You can then go to the URL listed, http://localhost:5011, on your local machine to see the visualization tool:

Browser Histogram STRkit browser histogram, showing an expansion in the HTT gene.

igv.js Genome Browser The same expansion, shown in the igv.js browser. Note the insertions on the left-hand side in most reads, and the heterozygous copy number pattern.

To exit the tool, press Ctrl-C in your command line window as mentioned in the start-up instructions.

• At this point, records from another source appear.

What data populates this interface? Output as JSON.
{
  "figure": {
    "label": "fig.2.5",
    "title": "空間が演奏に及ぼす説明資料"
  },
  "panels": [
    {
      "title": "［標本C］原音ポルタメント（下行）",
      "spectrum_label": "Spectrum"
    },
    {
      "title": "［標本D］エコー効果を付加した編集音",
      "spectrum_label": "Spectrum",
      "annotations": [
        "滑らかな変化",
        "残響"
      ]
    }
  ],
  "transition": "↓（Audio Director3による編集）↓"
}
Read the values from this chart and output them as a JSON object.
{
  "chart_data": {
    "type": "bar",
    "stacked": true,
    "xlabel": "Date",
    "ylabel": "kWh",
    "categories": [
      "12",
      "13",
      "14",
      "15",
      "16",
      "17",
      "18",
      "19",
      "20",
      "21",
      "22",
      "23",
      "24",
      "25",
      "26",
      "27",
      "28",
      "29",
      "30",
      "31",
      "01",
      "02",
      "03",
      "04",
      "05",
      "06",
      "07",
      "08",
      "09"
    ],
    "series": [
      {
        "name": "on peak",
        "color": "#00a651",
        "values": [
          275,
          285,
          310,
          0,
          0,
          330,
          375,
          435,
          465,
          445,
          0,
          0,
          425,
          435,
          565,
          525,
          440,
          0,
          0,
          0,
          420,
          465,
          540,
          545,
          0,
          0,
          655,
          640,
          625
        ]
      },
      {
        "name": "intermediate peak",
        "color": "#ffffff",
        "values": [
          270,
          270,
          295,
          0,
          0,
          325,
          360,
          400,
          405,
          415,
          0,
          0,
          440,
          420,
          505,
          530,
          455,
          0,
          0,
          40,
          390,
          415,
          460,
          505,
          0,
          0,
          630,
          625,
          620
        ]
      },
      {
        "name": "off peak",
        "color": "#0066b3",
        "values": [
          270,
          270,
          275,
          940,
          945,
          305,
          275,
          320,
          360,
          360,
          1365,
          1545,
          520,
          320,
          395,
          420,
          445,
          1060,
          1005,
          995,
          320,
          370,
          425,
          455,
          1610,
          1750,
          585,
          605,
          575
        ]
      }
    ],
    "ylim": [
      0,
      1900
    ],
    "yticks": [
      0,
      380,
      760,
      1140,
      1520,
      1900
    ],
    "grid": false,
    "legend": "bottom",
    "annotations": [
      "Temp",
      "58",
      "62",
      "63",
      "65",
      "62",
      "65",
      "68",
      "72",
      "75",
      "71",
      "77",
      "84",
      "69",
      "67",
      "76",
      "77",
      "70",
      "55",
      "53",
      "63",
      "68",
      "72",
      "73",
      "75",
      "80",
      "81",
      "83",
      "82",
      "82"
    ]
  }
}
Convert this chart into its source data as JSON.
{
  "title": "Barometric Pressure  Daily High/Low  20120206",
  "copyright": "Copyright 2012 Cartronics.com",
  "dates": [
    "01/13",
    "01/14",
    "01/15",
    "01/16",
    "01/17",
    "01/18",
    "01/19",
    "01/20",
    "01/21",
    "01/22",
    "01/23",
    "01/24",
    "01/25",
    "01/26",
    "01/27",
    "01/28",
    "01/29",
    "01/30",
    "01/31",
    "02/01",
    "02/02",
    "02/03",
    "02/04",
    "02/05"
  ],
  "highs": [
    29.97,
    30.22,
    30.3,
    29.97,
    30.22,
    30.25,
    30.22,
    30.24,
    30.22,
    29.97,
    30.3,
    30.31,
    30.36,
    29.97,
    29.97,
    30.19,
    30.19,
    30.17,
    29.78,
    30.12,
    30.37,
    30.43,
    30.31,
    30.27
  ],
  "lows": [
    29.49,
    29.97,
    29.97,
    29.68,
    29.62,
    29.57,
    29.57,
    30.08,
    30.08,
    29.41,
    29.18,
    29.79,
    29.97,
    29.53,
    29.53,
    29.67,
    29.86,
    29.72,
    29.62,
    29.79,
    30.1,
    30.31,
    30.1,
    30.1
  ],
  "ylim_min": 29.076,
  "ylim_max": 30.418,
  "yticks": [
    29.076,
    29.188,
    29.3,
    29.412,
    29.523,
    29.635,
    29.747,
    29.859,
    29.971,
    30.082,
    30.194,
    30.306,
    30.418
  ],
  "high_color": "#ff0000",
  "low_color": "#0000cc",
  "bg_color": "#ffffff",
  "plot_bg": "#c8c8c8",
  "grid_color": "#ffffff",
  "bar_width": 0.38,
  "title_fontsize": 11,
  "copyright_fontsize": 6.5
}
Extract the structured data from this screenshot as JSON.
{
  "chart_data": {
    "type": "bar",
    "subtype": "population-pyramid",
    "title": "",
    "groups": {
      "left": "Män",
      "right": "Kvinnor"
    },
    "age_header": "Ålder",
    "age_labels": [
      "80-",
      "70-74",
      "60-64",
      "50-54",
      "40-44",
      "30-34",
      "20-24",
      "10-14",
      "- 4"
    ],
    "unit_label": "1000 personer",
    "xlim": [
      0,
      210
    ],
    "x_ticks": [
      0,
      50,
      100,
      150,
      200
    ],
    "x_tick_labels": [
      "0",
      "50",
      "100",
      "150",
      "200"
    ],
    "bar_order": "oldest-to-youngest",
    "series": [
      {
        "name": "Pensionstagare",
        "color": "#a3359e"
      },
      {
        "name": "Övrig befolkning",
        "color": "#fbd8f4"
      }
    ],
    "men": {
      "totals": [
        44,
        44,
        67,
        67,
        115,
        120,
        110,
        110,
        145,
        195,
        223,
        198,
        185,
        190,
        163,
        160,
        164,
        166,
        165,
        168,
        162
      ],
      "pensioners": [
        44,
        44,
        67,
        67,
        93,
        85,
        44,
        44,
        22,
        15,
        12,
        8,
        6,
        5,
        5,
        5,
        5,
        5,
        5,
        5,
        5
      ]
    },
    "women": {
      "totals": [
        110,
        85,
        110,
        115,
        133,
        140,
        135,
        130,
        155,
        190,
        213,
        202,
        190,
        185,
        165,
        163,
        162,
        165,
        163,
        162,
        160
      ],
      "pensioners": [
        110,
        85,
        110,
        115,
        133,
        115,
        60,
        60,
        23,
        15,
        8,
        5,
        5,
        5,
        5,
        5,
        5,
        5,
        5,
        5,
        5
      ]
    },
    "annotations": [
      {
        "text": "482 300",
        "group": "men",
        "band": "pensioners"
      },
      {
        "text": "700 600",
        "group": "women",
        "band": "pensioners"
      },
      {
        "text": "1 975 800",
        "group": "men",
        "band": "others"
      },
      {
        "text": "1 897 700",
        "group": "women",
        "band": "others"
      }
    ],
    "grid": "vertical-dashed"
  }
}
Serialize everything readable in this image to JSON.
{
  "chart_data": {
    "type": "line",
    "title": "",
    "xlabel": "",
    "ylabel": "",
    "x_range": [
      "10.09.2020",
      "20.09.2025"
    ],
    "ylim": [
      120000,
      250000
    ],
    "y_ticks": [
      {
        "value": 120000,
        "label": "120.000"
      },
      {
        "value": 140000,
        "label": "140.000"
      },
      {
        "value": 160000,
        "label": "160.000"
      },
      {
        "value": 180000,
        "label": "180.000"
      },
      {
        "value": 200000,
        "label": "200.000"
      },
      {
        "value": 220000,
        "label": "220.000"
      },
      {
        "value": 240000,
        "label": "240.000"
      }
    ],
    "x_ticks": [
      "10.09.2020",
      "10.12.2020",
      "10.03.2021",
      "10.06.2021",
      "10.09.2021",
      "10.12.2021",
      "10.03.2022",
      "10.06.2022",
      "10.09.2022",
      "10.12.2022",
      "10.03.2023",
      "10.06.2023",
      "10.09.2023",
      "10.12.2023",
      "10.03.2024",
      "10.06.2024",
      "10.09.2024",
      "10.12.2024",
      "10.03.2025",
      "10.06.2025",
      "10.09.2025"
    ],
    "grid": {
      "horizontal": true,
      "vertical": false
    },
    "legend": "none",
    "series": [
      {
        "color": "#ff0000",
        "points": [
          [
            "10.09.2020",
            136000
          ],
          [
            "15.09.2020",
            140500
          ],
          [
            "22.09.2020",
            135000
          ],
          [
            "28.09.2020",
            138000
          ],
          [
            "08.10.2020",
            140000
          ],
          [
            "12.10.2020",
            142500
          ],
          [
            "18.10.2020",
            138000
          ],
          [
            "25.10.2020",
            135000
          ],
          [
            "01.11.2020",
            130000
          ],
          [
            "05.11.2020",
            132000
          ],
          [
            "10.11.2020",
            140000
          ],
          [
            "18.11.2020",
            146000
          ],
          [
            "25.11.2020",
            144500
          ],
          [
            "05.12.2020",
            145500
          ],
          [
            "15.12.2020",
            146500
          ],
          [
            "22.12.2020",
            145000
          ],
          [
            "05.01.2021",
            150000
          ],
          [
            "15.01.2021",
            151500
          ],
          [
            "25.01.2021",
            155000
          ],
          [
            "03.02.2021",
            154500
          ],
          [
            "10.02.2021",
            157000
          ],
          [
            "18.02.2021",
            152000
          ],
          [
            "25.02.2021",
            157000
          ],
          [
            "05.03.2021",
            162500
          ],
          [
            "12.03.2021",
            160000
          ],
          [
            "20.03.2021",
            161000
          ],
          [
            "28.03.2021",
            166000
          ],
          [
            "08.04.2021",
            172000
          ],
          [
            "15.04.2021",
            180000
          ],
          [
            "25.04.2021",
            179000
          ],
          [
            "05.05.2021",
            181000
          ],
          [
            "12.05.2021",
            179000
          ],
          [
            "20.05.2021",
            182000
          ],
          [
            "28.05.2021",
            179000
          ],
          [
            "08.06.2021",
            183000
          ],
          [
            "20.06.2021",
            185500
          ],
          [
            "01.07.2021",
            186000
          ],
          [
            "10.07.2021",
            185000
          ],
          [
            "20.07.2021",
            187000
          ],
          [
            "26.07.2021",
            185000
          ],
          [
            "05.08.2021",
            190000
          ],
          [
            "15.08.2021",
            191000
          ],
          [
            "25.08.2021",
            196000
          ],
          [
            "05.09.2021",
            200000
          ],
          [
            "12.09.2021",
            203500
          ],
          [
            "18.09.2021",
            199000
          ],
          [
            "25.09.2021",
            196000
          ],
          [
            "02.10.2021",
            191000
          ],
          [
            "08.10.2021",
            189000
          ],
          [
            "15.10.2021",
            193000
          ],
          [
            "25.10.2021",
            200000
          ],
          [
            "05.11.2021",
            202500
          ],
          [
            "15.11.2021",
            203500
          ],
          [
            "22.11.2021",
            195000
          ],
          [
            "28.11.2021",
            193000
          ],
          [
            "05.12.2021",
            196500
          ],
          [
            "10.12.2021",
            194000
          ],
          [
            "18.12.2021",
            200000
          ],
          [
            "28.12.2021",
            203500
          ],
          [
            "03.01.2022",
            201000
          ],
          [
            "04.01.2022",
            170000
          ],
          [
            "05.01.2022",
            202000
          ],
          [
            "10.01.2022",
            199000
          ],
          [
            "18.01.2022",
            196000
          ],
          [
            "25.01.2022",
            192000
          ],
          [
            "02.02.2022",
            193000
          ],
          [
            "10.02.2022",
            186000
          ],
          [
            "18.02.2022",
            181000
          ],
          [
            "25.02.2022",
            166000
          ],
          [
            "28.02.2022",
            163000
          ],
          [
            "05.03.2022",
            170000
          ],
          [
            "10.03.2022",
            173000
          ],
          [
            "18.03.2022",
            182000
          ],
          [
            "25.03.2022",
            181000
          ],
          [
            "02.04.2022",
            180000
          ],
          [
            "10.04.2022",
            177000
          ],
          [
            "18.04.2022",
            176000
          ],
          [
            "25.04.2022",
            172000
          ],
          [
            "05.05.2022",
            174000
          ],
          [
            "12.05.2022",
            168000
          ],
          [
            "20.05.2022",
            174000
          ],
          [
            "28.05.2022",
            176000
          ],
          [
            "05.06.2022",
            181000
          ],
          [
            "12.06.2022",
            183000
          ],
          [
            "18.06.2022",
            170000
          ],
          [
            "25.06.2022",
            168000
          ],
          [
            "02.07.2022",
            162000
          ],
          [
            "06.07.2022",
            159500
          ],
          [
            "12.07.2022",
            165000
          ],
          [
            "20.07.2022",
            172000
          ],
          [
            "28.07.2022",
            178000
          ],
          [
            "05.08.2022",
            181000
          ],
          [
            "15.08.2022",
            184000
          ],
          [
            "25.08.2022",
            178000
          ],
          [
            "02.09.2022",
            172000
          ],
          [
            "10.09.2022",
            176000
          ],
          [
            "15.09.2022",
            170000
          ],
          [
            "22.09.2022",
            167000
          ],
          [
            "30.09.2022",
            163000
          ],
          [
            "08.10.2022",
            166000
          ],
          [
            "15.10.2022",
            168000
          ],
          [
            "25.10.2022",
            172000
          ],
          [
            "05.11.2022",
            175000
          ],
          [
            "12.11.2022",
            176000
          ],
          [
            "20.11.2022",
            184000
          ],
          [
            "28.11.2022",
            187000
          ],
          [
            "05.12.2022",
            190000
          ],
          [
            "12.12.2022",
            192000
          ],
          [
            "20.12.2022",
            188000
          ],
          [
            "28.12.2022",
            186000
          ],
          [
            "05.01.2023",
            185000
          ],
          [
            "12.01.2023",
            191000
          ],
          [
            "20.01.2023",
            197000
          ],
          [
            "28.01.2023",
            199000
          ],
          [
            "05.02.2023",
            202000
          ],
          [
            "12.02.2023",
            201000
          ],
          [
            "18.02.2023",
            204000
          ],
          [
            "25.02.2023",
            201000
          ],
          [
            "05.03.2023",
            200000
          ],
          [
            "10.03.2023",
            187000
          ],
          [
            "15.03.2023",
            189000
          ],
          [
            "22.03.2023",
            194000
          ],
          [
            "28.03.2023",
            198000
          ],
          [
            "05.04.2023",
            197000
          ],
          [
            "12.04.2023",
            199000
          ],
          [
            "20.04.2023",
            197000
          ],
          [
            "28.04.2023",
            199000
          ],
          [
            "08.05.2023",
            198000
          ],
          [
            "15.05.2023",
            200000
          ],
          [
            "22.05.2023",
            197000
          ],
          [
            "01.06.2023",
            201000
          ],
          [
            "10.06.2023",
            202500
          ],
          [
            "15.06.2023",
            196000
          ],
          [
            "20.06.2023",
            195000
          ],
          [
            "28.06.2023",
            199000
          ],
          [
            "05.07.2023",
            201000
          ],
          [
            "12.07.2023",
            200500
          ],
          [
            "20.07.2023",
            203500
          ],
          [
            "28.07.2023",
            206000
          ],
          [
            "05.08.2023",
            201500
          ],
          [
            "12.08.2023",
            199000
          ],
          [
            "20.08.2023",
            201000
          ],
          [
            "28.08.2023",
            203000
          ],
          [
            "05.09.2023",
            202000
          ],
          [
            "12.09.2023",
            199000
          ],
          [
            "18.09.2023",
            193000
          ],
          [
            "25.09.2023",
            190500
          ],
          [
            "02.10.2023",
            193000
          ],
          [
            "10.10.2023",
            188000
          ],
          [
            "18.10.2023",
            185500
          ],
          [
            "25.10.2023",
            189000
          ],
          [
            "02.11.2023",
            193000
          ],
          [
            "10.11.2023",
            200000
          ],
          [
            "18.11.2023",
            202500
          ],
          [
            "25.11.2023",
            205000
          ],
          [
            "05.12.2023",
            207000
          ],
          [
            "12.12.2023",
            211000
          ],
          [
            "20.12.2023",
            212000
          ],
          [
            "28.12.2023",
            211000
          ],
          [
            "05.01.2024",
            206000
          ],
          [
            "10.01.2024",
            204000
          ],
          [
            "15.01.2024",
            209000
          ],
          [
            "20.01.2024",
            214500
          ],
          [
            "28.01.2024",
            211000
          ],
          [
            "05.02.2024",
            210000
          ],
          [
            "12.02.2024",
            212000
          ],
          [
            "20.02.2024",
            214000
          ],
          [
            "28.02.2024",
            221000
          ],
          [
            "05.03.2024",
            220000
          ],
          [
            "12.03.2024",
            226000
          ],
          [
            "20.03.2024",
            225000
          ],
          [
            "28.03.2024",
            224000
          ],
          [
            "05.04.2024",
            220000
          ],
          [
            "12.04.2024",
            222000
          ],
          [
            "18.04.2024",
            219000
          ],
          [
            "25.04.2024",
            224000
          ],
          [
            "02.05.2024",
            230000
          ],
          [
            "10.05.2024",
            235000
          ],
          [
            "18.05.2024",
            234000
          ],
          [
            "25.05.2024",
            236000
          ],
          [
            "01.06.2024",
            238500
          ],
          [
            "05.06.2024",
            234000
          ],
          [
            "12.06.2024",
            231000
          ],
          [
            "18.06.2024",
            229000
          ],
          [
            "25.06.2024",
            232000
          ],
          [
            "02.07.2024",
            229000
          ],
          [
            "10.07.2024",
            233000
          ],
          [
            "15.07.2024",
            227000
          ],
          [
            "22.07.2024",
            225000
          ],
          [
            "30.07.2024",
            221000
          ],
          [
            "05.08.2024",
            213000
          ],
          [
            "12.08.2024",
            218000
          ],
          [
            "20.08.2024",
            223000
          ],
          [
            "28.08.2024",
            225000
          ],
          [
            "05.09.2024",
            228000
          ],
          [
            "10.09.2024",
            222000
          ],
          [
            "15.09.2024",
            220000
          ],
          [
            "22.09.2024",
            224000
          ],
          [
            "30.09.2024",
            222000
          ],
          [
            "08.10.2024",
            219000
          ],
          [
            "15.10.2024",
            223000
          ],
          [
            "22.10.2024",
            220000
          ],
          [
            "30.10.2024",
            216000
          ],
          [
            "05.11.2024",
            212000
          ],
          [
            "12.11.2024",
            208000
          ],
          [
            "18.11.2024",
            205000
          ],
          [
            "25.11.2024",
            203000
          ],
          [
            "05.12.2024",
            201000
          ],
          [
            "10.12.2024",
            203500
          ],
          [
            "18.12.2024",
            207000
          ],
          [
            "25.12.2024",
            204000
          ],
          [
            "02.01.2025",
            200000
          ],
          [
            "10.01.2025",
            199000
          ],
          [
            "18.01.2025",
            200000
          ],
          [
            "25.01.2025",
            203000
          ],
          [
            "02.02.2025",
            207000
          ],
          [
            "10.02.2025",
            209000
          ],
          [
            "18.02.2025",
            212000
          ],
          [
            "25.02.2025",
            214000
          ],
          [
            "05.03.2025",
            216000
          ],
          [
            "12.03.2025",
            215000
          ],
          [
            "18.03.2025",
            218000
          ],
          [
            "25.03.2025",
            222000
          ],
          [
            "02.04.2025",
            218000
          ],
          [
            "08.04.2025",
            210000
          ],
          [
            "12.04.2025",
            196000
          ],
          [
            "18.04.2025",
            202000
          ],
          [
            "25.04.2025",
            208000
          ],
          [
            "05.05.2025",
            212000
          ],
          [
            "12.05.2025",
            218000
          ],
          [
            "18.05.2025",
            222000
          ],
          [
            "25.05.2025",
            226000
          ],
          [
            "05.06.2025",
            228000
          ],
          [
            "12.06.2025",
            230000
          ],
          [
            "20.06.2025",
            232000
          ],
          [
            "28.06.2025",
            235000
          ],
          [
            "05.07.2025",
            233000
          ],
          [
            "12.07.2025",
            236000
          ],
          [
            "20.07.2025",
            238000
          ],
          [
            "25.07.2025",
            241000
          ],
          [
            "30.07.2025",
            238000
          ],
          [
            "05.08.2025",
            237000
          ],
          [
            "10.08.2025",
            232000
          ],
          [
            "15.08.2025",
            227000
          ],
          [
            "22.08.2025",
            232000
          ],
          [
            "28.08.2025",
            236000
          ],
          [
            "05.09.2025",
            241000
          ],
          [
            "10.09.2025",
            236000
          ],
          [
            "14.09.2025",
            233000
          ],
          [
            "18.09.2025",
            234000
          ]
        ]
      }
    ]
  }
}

strkit mi: Mendelian inheritance analysis

Using trio data, candidate de novo STR mutations (or genotyping errors/dropout rates) can be discovered by looking at inheritance patterns. This tool provides a few different ways to do this, via:

  • Mendelian inheritance % (MI) calculations for many common TR genotyping tools for both long/short reads, including support for genotyping methods which report confidence intervals.
  • Reports of loci (potentially of interest) which do not respect MI
  • An optional test flag to detect de novo events and assign a p-value in trio JSON reports generated by strkit call. Note that this currently will over-report significance with low coverage as tested with the x2 chi-squared test option.